Fantasma real
"Megacities", ein Film in zwölf Geschichten von Michael Glawogger
Das Kino ist ein fahrender Zug. Und jeder einzelne Film kann zum Waggonfenster werden, in dem eine neue Landschaft, der Hauch einer Geschichte, ein fremdes Leben aufscheinen. In dieser alten Metapher sind die frühen, scheinbar unschuldigen Filmreisen der Lumière-Brüder genauso enthalten wie die Ausfahrten, die der österreichische Regisseur Michael Glawogger hundert Jahre später nach Mexico City, Bombay, Moskau und New York unternommen hat.
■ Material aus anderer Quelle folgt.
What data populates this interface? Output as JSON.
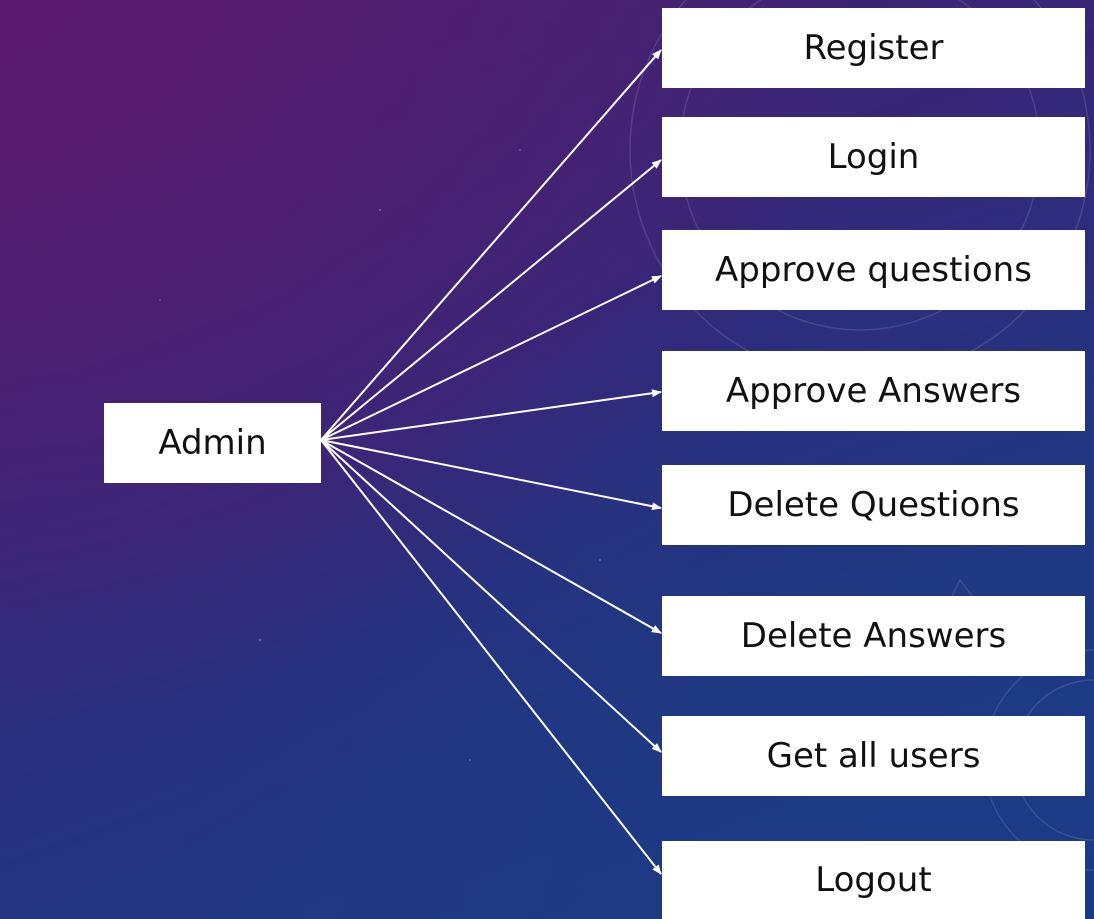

Die zwölf Geschichten vom Überleben, die er aus diesen Megacitys mitbringt, sind zwölf leidenschaftliche Blicke durch das Fenster des Zugs. Sie müssen einem strengen Belastungstest standhalten. Hinter der Neugier auf das Andere, auf fremde Lebensweisen zum Beispiel, wird heute rasch "Exotismus" vermutet. Außerdem: Wie viel Welt, wie viele Geschichten gehen in 90 Minuten Kino hinein, ohne dass am Ende Matsch herauskommt?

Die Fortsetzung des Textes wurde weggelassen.